Torsten Lenz (VfL): „Das war kein Spiel für die Zuschauer, aber das interessiert mich in erster Linie wenig. Wichtig sind die drei Punkte, denn die sind in einem Derby auf Asche keine Selbstverständlichkeit. Wir hätten den Sack früher zumachen müssen, hatten vor allem in der ersten Hälfte gute Möglichkeiten.“

Frank Griesdorn (KSV): „Kompliment an meine Mannschaft, die in Unterzahl stark gekämpft hat. Ich denke man hat in Halbzeit zwei nicht gesehen, dass Kamen einen Mann mehr auf dem Feld hatte. Wir haben defensiv zunächst gut gestanden, dann aber der Kamener Druckphase vor der Pause nicht standgehalten und sind folgerichtig in Rückstand geraten. Vor allem in der Defensive fehlten uns heute allerdings auch einige wichtige Akteure und nach der Roten Karte war es ohnehin schwer noch zum Ausgleich zu kommen.“

VfL: R. Botta, Yildiz, Lmcademali, Kahya, P. Botta (62. Pötter), El Yahyaoui (87. Ergün), Zulfic, Faralich, Krumpietz, Gretenkort, Dumanli (76. Bilgic).

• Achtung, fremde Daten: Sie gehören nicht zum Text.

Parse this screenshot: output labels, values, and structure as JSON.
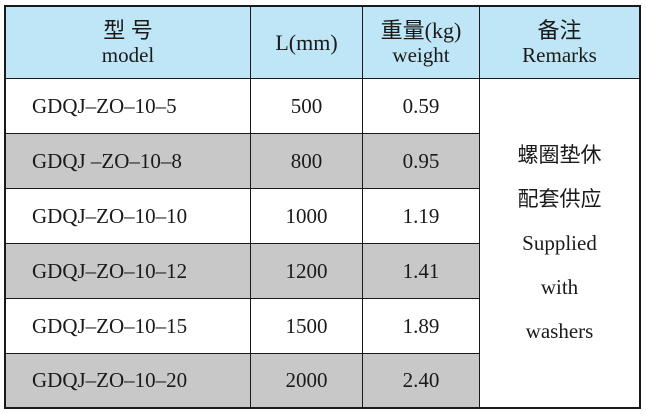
{
  "header": {
    "model_cn": "型 号",
    "model_en": "model",
    "length": "L(mm)",
    "weight_cn": "重量(kg)",
    "weight_en": "weight",
    "remarks_cn": "备注",
    "remarks_en": "Remarks"
  },
  "rows": [
    {
      "model": "GDQJ–ZO–10–5",
      "length": "500",
      "weight": "0.59"
    },
    {
      "model": "GDQJ –ZO–10–8",
      "length": "800",
      "weight": "0.95"
    },
    {
      "model": "GDQJ–ZO–10–10",
      "length": "1000",
      "weight": "1.19"
    },
    {
      "model": "GDQJ–ZO–10–12",
      "length": "1200",
      "weight": "1.41"
    },
    {
      "model": "GDQJ–ZO–10–15",
      "length": "1500",
      "weight": "1.89"
    },
    {
      "model": "GDQJ–ZO–10–20",
      "length": "2000",
      "weight": "2.40"
    }
  ],
  "remarks": {
    "line1": "螺圈垫休",
    "line2": "配套供应",
    "line3": "Supplied",
    "line4": "with",
    "line5": "washers"
  },
  "colors": {
    "header_bg": "#bfe6f6",
    "stripe_bg": "#c8c8c8",
    "border": "#1a1a1a"
  }
}
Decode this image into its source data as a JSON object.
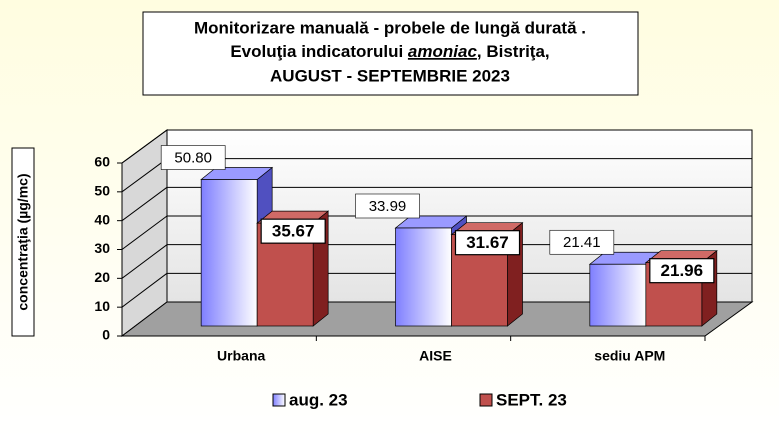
{
  "chart_data": {
    "type": "bar3d",
    "title": [
      "Monitorizare manuală - probele de lungă durată .",
      [
        "Evoluţia indicatorului ",
        "amoniac",
        ", Bistriţa,"
      ],
      "AUGUST - SEPTEMBRIE  2023"
    ],
    "y_label": "concentraţia (µg/mc)",
    "categories": [
      "Urbana",
      "AISE",
      "sediu APM"
    ],
    "series": [
      {
        "name": "aug. 23",
        "color": "#7f7fff",
        "values": [
          50.8,
          33.99,
          21.41
        ],
        "value_labels": [
          "50.80",
          "33.99",
          "21.41"
        ]
      },
      {
        "name": "SEPT. 23",
        "color": "#c0504d",
        "values": [
          35.67,
          31.67,
          21.96
        ]
      }
    ],
    "ylim": [
      0,
      60
    ],
    "yticks": [
      0,
      10,
      20,
      30,
      40,
      50,
      60
    ],
    "grid": true,
    "legend": "bottom"
  }
}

KSV: Neuhaus, Yesil, Nüsken (83. Eichhorst), Tran (61. Martello), Retzlaff, Strothmann, Bichner, Portmann (73. Göbel), Cafaro, Ruzok, Heptner.
Tor: 1:0 (42.) El Yahyaoui per Strafstoß.
Bes. Vork.: Rot für Retzlaff (42.) wg. Handspiels, Gelb-Rot für Ruzok (85.).